Just when a paring knife penetrates easily, remove the lid and turn the heat up to high. Cook, tossing and stirring fairly constantly, until the liquid is gone and the vegetables are shiny and just beginning to brown; it'll take only a couple of minutes.

Add the final seasonings — a sprinkle of salt, chopped herbs or spices, and a splash of acidity from a squeeze of citrus or a spoonful of vinegar — and serve.

Seriously, that's all there is to it.

Here's why it's so great: As the vegetables cook under cover, they release moisture of their own (most vegetables are more than 90% water). When you uncover the pan and turn up the heat, the water evaporates and the flavor essences left behind mix with the fat to coat the vegetables with a delicious glaze.

At one time, I insisted on calling this "braising" because it is very similar to what happens when you stew a piece of meat. That little bit of added liquid serves to soften the cellulose structure of the vegetable, releasing the juices inside, which are then reduced to a sauce. In the case of vegetables, it's just done backward; you soften with liquid first, then brown at the end.

But at this point I'm willing to reconsider. Partly it's a bow to the wisdom of my betters. If Thomas Keller says it's "glazing," not "braising," who am I to argue? Mainly, though, "glazing" just sounds prettier. No doubt that's at least partly the result of decades of drably colored and dully flavored overcooked stewed vegetables. That association is not at all appropriate for these sparkling gems.

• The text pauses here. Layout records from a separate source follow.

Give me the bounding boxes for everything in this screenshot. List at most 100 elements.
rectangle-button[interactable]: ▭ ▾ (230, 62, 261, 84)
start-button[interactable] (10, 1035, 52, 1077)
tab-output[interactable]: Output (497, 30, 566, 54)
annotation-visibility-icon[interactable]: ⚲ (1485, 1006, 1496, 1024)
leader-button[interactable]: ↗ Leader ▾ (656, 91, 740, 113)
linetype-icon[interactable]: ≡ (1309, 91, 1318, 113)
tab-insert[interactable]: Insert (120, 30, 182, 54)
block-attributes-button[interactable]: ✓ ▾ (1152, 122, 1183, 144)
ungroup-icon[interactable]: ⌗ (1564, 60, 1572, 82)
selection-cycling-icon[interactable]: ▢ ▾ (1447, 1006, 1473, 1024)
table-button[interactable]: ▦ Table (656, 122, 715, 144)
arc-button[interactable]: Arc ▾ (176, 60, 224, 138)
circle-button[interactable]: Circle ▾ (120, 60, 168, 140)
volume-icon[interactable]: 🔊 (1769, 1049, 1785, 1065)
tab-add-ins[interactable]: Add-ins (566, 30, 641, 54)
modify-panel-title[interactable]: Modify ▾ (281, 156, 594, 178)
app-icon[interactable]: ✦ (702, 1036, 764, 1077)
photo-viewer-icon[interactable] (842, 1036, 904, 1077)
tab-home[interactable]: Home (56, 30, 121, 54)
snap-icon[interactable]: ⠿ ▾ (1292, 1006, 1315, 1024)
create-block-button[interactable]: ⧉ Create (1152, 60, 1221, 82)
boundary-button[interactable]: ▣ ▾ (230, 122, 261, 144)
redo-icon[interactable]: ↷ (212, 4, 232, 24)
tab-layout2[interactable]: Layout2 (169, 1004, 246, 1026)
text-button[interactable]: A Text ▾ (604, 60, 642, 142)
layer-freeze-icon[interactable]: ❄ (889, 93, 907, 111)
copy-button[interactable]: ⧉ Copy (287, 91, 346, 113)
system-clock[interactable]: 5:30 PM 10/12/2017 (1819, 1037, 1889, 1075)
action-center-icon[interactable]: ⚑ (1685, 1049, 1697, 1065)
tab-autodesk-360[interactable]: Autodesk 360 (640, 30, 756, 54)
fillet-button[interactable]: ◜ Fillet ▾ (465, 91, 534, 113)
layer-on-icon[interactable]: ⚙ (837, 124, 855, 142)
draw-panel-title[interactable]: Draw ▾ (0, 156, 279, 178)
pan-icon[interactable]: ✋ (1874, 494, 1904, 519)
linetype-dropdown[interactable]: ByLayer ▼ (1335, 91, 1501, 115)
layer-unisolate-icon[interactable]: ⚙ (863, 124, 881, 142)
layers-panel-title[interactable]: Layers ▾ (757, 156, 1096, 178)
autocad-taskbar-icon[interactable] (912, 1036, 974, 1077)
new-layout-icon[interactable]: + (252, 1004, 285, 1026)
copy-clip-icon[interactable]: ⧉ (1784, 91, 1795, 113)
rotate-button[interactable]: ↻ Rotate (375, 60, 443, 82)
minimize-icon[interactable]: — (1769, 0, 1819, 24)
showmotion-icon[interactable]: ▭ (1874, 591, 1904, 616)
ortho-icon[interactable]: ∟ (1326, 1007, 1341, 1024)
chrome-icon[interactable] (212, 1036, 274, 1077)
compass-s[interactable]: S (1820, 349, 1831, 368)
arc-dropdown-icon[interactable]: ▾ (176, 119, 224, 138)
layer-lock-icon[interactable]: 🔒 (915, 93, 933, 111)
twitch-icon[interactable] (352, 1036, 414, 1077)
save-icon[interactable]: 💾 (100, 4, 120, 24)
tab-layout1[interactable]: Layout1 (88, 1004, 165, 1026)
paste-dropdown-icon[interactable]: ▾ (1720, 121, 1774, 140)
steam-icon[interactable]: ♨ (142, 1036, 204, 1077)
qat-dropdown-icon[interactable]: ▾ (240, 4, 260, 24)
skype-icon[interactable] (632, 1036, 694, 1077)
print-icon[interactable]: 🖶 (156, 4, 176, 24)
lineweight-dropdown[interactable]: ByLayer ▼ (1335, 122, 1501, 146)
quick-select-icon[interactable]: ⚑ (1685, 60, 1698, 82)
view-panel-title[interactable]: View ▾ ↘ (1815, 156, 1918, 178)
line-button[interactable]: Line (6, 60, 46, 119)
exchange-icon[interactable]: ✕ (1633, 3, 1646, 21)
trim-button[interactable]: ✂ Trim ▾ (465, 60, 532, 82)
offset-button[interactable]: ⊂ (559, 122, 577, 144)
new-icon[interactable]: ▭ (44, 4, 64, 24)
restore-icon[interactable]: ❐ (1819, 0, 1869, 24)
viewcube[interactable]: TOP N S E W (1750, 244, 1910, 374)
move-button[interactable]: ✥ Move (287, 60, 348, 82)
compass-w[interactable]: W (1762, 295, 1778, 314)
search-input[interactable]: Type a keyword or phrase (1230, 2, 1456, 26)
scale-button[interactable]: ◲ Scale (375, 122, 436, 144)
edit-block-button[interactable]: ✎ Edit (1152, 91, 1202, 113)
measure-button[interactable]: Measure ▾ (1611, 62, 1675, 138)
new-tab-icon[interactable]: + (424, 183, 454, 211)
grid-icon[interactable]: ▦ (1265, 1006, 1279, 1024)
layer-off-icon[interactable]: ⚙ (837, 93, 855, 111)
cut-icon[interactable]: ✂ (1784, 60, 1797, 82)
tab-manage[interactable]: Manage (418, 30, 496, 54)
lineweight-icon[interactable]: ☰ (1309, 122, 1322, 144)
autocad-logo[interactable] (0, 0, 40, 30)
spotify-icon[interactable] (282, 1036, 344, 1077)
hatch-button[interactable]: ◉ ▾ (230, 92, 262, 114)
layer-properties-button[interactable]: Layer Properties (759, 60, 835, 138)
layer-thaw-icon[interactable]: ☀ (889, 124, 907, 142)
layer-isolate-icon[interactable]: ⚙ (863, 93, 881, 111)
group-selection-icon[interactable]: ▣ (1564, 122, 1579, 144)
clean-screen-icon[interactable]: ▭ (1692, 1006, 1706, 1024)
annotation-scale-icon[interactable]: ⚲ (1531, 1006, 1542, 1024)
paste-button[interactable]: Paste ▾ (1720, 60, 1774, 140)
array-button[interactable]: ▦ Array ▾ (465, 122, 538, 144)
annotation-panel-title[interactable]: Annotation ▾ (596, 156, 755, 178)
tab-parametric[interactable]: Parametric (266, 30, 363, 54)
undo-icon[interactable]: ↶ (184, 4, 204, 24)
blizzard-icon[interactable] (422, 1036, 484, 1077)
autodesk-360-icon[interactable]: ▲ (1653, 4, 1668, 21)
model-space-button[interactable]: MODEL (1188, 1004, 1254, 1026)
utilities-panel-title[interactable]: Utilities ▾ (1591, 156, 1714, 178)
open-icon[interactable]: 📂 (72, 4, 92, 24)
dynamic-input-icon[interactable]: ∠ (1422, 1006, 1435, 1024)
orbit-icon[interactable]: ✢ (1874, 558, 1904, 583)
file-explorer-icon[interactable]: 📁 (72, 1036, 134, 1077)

Glazing doesn't work with all vegetables. They need to be firm enough so they won't fall apart during cooking. But for the ones it does work for, it's almost infinitely flexible. Master this one technique and you have learned dozens of "recipes."

The only thing it requires is a certain amount of minding — getting the vegetables perfectly done (cooked through but not mushy) requires paying attention. But that's one professional skill that every home cook needs to acquire.